Aferwards the depth concationation function gets the spatial input size as a highest value and with reduced dimensionality where it pads all the expensive spatial size reduced outputs in. Regarding memory efficency during training, it seems beneficial to use inception modules only in higher layers.
This architecture enables networks to have an increased number of units (convolutions, pooling, etc.) at oncce without an overhead of computational complexity in later layers. Through the constant use of dimensionality reduction immediately before expensive convolutions with large filters.
The module is best used for features of higher abstraction. Therefore it is recommended to use the module in deeper layers, when the original data is already very abstract and spatial features decreased.
The GoogLeNet networks were trained with an asyncronous stochastic gradient descent (SGD) with an learning rate of 0.9 and a fixed learning rate schedule which applies a 4 % reduction every 8 epochs.
GoogLeNet won the ILSVRC in 2014 with an top-5 error rate of 6.67 % The team trained seven equal networks in paralell to perform ensemble prediction.

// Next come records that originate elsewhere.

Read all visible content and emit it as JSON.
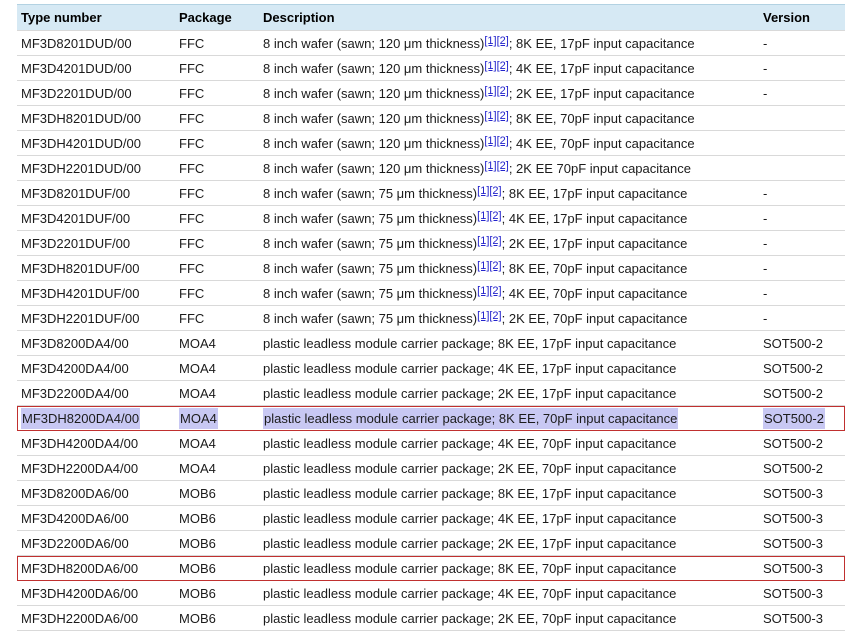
{
  "table": {
    "columns": [
      "Type number",
      "Package",
      "Description",
      "Version"
    ],
    "footnote_labels": [
      "[1]",
      "[2]"
    ],
    "colors": {
      "header_bg": "#d6e9f4",
      "header_top_line": "#b3d2e2",
      "row_separator": "#d9d9d9",
      "selection_highlight": "#c8c8f3",
      "red_border": "#c0302f",
      "link_blue": "#2222cc"
    },
    "rows": [
      {
        "type": "MF3D8201DUD/00",
        "package": "FFC",
        "desc_main": "8 inch wafer (sawn; 120 μm thickness)",
        "has_footnotes": true,
        "desc_rest": "; 8K EE, 17pF input capacitance",
        "version": "-",
        "selected": false,
        "red_border": false
      },
      {
        "type": "MF3D4201DUD/00",
        "package": "FFC",
        "desc_main": "8 inch wafer (sawn; 120 μm thickness)",
        "has_footnotes": true,
        "desc_rest": "; 4K EE, 17pF input capacitance",
        "version": "-",
        "selected": false,
        "red_border": false
      },
      {
        "type": "MF3D2201DUD/00",
        "package": "FFC",
        "desc_main": "8 inch wafer (sawn; 120 μm thickness)",
        "has_footnotes": true,
        "desc_rest": "; 2K EE, 17pF input capacitance",
        "version": "-",
        "selected": false,
        "red_border": false
      },
      {
        "type": "MF3DH8201DUD/00",
        "package": "FFC",
        "desc_main": "8 inch wafer (sawn; 120 μm thickness)",
        "has_footnotes": true,
        "desc_rest": "; 8K EE, 70pF input capacitance",
        "version": "",
        "selected": false,
        "red_border": false
      },
      {
        "type": "MF3DH4201DUD/00",
        "package": "FFC",
        "desc_main": "8 inch wafer (sawn; 120 μm thickness)",
        "has_footnotes": true,
        "desc_rest": "; 4K EE, 70pF input capacitance",
        "version": "",
        "selected": false,
        "red_border": false
      },
      {
        "type": "MF3DH2201DUD/00",
        "package": "FFC",
        "desc_main": "8 inch wafer (sawn; 120 μm thickness)",
        "has_footnotes": true,
        "desc_rest": "; 2K EE 70pF input capacitance",
        "version": "",
        "selected": false,
        "red_border": false
      },
      {
        "type": "MF3D8201DUF/00",
        "package": "FFC",
        "desc_main": "8 inch wafer (sawn; 75 μm thickness)",
        "has_footnotes": true,
        "desc_rest": "; 8K EE, 17pF input capacitance",
        "version": "-",
        "selected": false,
        "red_border": false
      },
      {
        "type": "MF3D4201DUF/00",
        "package": "FFC",
        "desc_main": "8 inch wafer (sawn; 75 μm thickness)",
        "has_footnotes": true,
        "desc_rest": "; 4K EE, 17pF input capacitance",
        "version": "-",
        "selected": false,
        "red_border": false
      },
      {
        "type": "MF3D2201DUF/00",
        "package": "FFC",
        "desc_main": "8 inch wafer (sawn; 75 μm thickness)",
        "has_footnotes": true,
        "desc_rest": "; 2K EE, 17pF input capacitance",
        "version": "-",
        "selected": false,
        "red_border": false
      },
      {
        "type": "MF3DH8201DUF/00",
        "package": "FFC",
        "desc_main": "8 inch wafer (sawn; 75 μm thickness)",
        "has_footnotes": true,
        "desc_rest": "; 8K EE, 70pF input capacitance",
        "version": "-",
        "selected": false,
        "red_border": false
      },
      {
        "type": "MF3DH4201DUF/00",
        "package": "FFC",
        "desc_main": "8 inch wafer (sawn; 75 μm thickness)",
        "has_footnotes": true,
        "desc_rest": "; 4K EE, 70pF input capacitance",
        "version": "-",
        "selected": false,
        "red_border": false
      },
      {
        "type": "MF3DH2201DUF/00",
        "package": "FFC",
        "desc_main": "8 inch wafer (sawn; 75 μm thickness)",
        "has_footnotes": true,
        "desc_rest": "; 2K EE, 70pF input capacitance",
        "version": "-",
        "selected": false,
        "red_border": false
      },
      {
        "type": "MF3D8200DA4/00",
        "package": "MOA4",
        "desc_main": "plastic leadless module carrier package; 8K EE, 17pF input capacitance",
        "has_footnotes": false,
        "desc_rest": "",
        "version": "SOT500-2",
        "selected": false,
        "red_border": false
      },
      {
        "type": "MF3D4200DA4/00",
        "package": "MOA4",
        "desc_main": "plastic leadless module carrier package; 4K EE, 17pF input capacitance",
        "has_footnotes": false,
        "desc_rest": "",
        "version": "SOT500-2",
        "selected": false,
        "red_border": false
      },
      {
        "type": "MF3D2200DA4/00",
        "package": "MOA4",
        "desc_main": "plastic leadless module carrier package; 2K EE, 17pF input capacitance",
        "has_footnotes": false,
        "desc_rest": "",
        "version": "SOT500-2",
        "selected": false,
        "red_border": false
      },
      {
        "type": "MF3DH8200DA4/00",
        "package": "MOA4",
        "desc_main": "plastic leadless module carrier package; 8K EE, 70pF input capacitance",
        "has_footnotes": false,
        "desc_rest": "",
        "version": "SOT500-2",
        "selected": true,
        "red_border": true
      },
      {
        "type": "MF3DH4200DA4/00",
        "package": "MOA4",
        "desc_main": "plastic leadless module carrier package; 4K EE, 70pF input capacitance",
        "has_footnotes": false,
        "desc_rest": "",
        "version": "SOT500-2",
        "selected": false,
        "red_border": false
      },
      {
        "type": "MF3DH2200DA4/00",
        "package": "MOA4",
        "desc_main": "plastic leadless module carrier package; 2K EE, 70pF input capacitance",
        "has_footnotes": false,
        "desc_rest": "",
        "version": "SOT500-2",
        "selected": false,
        "red_border": false
      },
      {
        "type": "MF3D8200DA6/00",
        "package": "MOB6",
        "desc_main": "plastic leadless module carrier package; 8K EE, 17pF input capacitance",
        "has_footnotes": false,
        "desc_rest": "",
        "version": "SOT500-3",
        "selected": false,
        "red_border": false
      },
      {
        "type": "MF3D4200DA6/00",
        "package": "MOB6",
        "desc_main": "plastic leadless module carrier package; 4K EE, 17pF input capacitance",
        "has_footnotes": false,
        "desc_rest": "",
        "version": "SOT500-3",
        "selected": false,
        "red_border": false
      },
      {
        "type": "MF3D2200DA6/00",
        "package": "MOB6",
        "desc_main": "plastic leadless module carrier package; 2K EE, 17pF input capacitance",
        "has_footnotes": false,
        "desc_rest": "",
        "version": "SOT500-3",
        "selected": false,
        "red_border": false
      },
      {
        "type": "MF3DH8200DA6/00",
        "package": "MOB6",
        "desc_main": "plastic leadless module carrier package; 8K EE, 70pF input capacitance",
        "has_footnotes": false,
        "desc_rest": "",
        "version": "SOT500-3",
        "selected": false,
        "red_border": true
      },
      {
        "type": "MF3DH4200DA6/00",
        "package": "MOB6",
        "desc_main": "plastic leadless module carrier package; 4K EE, 70pF input capacitance",
        "has_footnotes": false,
        "desc_rest": "",
        "version": "SOT500-3",
        "selected": false,
        "red_border": false
      },
      {
        "type": "MF3DH2200DA6/00",
        "package": "MOB6",
        "desc_main": "plastic leadless module carrier package; 2K EE, 70pF input capacitance",
        "has_footnotes": false,
        "desc_rest": "",
        "version": "SOT500-3",
        "selected": false,
        "red_border": false
      }
    ]
  }
}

- ILSVRC 2014 6.67 % top-5 error rate
- 3 - 10x faster than similar performing networks without Inception architecture
- up to 12x less parameters
“Significant quality gain at a modest increase of computational requirements compared with shallower and narrower architectures."
The approach shows that sparser networks are feasible – in application “as well as on applying the insights of the […] architecture to other domains.”
Szegedy, C., Liu, W., Jia, Y., Sermanet, P., Reed, S., Anguelov, D., Erhan, D., Vanhoucke, V., & Rabinovich, A. (2014). Going deeper with convolutions. 2015 IEEE Conference on Computer Vision and Pattern Recognition (CVPR), 1-9.